Scott Jamieson’s Tour card chase boosted by Dunhill display

Scott Jamieson is optimistic after carding a 67 at Kingsbarns. Picture: Mark Runnacles/Getty

Scott Jamieson is optimistic after carding a 67 at Kingsbarns. Picture: Mark Runnacles/Getty

Share this article
0
Have your say

Just as we can always expect to see the likes of Tico Torres, Huey Lewis and Kyle MacLachan among the celebrities coming out of their comfort zones, another recurring theme in the Alfred Dunhill Links Championship is the event getting under way with at least one Scottish professional with his back against the wall as the Race to Dubai reaches the last few laps.

The £4 million event isn’t quite a Last Chance Saloon, but, with only the British Masters and Portugal Masters to come in terms of regular events on the 2016 European Tour schedule, it’s pretty damn close to one. And, historically, this home event has been something of a saviour for Scots.

Alex Noren equalled the Carnoustie record with a 64. Picture: Ian Walton/Getty

Alex Noren equalled the Carnoustie record with a 64. Picture: Ian Walton/Getty

Richie Ramsay started the trend in 2009 when the blow of squandering £82,000 through a 72nd-hole bogey – it dropped him from second to joint-fourth – was softened by a six-figure cheque locking up his card for the following season.

That welcome feat was also achieved by both George Murray and Marc Warren when they finished third and joint-fifth respectively two years later.

A top-five finish in 2014 saw Chris Doak add his name to that list and, helped by claiming ninth spot 12 months ago, David Drysdale also went on to retain his seat at the top table in European golf. While the heat is off Drysdale – he’s sitting 90th on the money-list –this time around, three of his compatriots are currently just outside the all-important top 110, namely Scott Jamieson (114th), Craig Lee (123rd) and Marc Warren (125th).

In short, they could all do with a good week, with Jamieson making the best start among the trio on a day when Swede Alex Noren provided further evidence of how he’s turned into a Scottish specialist by setting the pace with a course record-equalling eight-under-par 64 at Carnoustie.

Rookie pro Ewen Ferguson shot a 74 at the Old Course, St Andrews. Picture: David Cannon/Getty

Rookie pro Ewen Ferguson shot a 74 at the Old Course, St Andrews. Picture: David Cannon/Getty

Jamieson carded a five-under-par 67 – it included an eagle at the third – at Kingsbarns, where only Ross Fisher bettered that effort after the Englishman covered his last six holes in a stirring six-under. “It was good, I played pretty solid and when I was out of position I did a good job of getting it up and down,” said Jamieson, who ignited a 
badly-needed spark to his season when recording top-10 finishes in two of his last three outings.

The 32-year-old has held a European Tour card since 2011 and doesn’t want to be faced with a visit to the Qualifying School in December. “It was in my mind coing into this that I need a good week,” he added. “I’m just outside the bubble just now, but I’m in a much better position than I was a month ago. One solid week and it’s done and dusted – but one great week and I could go on and have my best season yet. It’s a funny old game how one week can change everything massively.
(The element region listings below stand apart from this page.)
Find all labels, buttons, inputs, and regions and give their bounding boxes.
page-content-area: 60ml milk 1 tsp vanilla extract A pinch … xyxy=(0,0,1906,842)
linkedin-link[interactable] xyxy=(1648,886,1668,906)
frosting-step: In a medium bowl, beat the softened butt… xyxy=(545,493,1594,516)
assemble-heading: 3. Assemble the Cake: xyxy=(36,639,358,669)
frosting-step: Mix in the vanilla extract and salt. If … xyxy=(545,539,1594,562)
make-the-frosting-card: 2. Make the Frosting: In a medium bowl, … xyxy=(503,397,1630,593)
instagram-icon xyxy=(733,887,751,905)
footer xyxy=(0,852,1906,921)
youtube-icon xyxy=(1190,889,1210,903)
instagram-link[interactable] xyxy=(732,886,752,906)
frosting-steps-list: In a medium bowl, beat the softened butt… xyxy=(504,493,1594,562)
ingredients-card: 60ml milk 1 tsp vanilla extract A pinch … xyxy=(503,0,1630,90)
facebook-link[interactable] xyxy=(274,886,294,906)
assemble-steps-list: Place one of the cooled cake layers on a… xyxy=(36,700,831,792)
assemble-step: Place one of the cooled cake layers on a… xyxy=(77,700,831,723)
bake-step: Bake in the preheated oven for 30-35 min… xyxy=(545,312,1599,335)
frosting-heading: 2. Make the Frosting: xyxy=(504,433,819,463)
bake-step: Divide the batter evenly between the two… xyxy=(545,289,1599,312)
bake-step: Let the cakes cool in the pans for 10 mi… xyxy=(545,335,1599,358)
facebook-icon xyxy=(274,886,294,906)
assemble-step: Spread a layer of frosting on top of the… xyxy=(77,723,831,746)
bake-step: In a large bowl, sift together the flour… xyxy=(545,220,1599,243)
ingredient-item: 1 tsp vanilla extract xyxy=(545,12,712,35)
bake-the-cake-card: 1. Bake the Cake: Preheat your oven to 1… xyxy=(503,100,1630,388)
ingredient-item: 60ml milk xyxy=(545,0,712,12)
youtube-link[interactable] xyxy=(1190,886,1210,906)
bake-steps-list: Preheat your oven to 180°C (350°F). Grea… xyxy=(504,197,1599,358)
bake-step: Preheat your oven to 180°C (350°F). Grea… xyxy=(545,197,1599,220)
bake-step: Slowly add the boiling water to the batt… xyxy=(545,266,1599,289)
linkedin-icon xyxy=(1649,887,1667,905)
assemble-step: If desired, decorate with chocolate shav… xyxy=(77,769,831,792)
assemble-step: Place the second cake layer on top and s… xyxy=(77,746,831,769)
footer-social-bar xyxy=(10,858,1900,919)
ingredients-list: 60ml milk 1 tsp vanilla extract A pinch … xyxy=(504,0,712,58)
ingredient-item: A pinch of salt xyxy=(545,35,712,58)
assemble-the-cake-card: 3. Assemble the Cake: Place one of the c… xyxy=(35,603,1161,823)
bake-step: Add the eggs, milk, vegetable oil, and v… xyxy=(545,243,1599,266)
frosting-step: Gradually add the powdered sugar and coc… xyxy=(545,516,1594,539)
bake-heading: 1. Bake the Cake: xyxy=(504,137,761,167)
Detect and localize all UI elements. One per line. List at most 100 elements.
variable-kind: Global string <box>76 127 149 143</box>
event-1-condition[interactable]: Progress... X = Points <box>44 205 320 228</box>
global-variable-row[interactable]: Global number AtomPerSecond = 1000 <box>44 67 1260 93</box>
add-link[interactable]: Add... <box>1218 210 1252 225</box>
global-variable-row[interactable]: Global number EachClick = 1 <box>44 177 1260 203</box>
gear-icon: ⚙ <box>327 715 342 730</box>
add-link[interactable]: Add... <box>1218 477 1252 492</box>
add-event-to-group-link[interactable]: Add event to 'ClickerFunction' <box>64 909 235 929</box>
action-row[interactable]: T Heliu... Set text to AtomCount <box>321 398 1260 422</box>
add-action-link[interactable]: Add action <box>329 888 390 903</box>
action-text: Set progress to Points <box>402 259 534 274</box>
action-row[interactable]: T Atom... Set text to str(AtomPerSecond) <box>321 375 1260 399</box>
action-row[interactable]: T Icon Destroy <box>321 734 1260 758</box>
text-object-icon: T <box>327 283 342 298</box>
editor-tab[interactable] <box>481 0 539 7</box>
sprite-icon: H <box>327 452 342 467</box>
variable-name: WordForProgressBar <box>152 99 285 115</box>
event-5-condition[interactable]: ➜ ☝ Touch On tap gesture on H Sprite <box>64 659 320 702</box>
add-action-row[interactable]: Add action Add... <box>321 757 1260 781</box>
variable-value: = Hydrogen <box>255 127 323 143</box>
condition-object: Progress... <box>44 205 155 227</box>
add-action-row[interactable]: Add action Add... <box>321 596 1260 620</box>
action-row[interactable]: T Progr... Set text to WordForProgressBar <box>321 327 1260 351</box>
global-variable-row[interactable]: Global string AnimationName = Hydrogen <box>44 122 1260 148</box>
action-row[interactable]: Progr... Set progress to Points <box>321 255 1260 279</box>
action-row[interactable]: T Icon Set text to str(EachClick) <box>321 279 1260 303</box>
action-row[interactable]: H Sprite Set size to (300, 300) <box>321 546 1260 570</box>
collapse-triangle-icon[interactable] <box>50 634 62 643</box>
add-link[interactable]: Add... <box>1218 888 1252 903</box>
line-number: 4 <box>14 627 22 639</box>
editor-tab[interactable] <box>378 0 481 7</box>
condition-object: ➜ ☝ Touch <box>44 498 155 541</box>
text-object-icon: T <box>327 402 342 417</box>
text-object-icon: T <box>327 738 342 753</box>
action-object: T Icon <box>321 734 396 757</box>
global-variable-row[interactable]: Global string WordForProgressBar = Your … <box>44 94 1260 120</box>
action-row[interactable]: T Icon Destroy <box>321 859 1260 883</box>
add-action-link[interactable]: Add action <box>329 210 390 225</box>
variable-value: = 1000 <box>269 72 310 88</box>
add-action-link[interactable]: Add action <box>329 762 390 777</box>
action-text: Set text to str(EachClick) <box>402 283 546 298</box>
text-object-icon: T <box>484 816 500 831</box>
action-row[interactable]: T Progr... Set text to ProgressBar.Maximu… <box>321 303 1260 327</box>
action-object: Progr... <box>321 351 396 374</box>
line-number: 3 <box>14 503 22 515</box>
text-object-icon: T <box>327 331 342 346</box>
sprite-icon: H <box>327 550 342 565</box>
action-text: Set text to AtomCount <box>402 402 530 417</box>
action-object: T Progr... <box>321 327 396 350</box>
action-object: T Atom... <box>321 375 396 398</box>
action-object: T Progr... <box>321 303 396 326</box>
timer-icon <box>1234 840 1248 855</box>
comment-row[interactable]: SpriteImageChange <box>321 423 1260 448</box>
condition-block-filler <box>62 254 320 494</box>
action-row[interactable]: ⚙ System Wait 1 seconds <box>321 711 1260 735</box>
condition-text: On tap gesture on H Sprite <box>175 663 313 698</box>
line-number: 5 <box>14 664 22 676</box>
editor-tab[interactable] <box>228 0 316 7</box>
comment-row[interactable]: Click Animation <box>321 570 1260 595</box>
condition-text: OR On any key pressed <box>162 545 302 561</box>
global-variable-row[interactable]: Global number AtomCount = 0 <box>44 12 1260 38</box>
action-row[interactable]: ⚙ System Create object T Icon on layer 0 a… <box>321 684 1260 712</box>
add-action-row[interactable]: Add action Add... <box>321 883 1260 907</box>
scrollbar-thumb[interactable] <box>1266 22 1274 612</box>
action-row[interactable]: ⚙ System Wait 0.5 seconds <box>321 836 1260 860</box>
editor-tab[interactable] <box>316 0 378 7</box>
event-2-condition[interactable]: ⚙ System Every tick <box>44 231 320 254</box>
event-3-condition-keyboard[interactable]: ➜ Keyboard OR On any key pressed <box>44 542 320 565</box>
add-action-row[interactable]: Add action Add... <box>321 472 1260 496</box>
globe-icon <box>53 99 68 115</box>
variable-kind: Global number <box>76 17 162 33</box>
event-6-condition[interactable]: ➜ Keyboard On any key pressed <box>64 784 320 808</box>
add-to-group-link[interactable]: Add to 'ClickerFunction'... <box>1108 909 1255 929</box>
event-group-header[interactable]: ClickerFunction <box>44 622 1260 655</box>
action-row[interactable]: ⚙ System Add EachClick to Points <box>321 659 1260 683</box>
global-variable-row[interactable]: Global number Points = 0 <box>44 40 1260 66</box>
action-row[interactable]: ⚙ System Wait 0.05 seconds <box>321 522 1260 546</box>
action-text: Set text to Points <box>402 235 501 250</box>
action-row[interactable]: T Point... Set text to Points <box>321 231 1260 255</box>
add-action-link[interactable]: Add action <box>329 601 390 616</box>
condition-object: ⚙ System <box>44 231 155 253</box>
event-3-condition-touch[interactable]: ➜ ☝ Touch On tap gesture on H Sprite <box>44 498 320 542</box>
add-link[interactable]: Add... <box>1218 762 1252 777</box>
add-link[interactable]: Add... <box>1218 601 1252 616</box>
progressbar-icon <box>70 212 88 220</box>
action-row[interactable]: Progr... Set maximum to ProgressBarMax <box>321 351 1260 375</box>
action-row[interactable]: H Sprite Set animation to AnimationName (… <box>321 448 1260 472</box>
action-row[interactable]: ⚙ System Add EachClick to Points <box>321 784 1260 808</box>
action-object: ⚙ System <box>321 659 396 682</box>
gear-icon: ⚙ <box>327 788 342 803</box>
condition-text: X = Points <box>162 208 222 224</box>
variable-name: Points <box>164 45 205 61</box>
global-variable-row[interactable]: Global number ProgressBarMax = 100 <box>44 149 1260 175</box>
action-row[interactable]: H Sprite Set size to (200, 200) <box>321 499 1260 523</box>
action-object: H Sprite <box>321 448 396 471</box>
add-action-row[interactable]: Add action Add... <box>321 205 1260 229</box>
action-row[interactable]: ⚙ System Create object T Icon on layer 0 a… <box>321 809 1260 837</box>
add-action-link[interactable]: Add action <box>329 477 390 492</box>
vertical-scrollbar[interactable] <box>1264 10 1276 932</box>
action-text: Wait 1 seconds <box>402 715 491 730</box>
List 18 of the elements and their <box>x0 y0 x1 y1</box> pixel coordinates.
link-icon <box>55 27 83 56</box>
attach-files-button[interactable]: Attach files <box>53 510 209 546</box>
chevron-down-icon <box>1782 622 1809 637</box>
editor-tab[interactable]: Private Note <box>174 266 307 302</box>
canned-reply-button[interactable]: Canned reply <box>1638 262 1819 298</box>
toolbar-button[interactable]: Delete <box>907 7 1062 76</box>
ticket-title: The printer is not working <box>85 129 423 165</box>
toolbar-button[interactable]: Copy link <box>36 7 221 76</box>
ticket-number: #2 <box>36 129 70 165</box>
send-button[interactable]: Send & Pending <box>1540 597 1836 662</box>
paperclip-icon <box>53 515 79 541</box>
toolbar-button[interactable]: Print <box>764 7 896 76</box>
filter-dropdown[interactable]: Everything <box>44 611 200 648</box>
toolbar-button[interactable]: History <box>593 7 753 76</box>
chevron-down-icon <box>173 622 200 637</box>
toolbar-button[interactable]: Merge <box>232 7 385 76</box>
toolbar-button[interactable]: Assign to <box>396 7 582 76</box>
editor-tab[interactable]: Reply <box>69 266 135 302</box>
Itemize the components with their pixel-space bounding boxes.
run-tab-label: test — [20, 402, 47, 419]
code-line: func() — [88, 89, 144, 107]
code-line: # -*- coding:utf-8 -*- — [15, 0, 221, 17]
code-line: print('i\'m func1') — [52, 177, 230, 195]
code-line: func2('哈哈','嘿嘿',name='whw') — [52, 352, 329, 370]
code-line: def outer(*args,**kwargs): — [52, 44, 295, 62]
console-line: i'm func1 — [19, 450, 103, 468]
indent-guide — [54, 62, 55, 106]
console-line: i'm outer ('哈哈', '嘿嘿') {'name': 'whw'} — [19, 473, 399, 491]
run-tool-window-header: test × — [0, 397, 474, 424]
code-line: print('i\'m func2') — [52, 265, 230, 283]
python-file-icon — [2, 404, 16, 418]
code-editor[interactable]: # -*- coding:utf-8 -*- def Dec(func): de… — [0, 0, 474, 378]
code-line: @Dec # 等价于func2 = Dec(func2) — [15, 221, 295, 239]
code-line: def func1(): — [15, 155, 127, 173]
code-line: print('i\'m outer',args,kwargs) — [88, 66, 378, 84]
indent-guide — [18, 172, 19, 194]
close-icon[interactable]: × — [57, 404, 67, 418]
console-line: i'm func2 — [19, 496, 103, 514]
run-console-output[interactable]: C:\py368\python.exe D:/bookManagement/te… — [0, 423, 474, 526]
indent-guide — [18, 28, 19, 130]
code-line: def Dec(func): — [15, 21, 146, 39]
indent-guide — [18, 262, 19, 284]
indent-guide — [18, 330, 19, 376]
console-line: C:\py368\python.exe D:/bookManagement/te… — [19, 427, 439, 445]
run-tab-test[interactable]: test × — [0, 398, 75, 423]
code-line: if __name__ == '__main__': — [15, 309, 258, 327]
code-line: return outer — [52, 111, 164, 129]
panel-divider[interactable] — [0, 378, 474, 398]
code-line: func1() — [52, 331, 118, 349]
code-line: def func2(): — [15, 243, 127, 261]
“I think if I was to finish top 20 then the most important goal is probably taken care of in terms of securing my card. But, if I can get a top ten or top five then you start talking about getting into the Final Stage events. It’s incredible how fine the margins are from one extreme to the other, it’s so close. If I can keep playing the way I did today then hopefully I’ll be right in there come Sunday.”

With Lee also getting off to a promising start as he signed for a 69 at Kingsbarns – Warren shot a 72 at the same venue – it certainly seems helpful for Scottish players to have links turf under their feet at this crucial stage of the season. “I think it’s good for Scottish golf that we have this event at this time of year,” admitted Jamieson. “We should know the golf courses a little better than most of the guys and be more familiar with the conditions and how to play in a bit of wind and keep the ball low. It’s a different game to what we usually play week-in, week-out, so I’d say we definitely have an edge, that’s for sure.”

Noren, who won the Scottish Open at Castle Stuart in July before reaching the final of the Paul Lawrie Match Play at Archerfield Links three weeks later, definitely had the edge over the rest of the field at the end of day one. He was out in 31 and home in 33 to become the tenth player to card 64 at Carnoustie, joining Alan Tait, Colin Montgomerie and Paul Lawrie on that list. “I just love links golf,” admitted Noren. “I didn’t play unbelievable but just putted really well (needing just 24 putts). I’ve never shot lower than maybe 71 here, so it went better today than I expected and I’m very happy.”

Ramsay would have been happier if a “mental mistake” hadn’t cost him a 6 at the last at Carnoustie, where he signed for a 70, where debutant Grant Forrest had a 73, one fewer than fellow rookie pro Ewen Ferguson at St Andrews. Stephen Gallacher fared best of the Scots there with 70.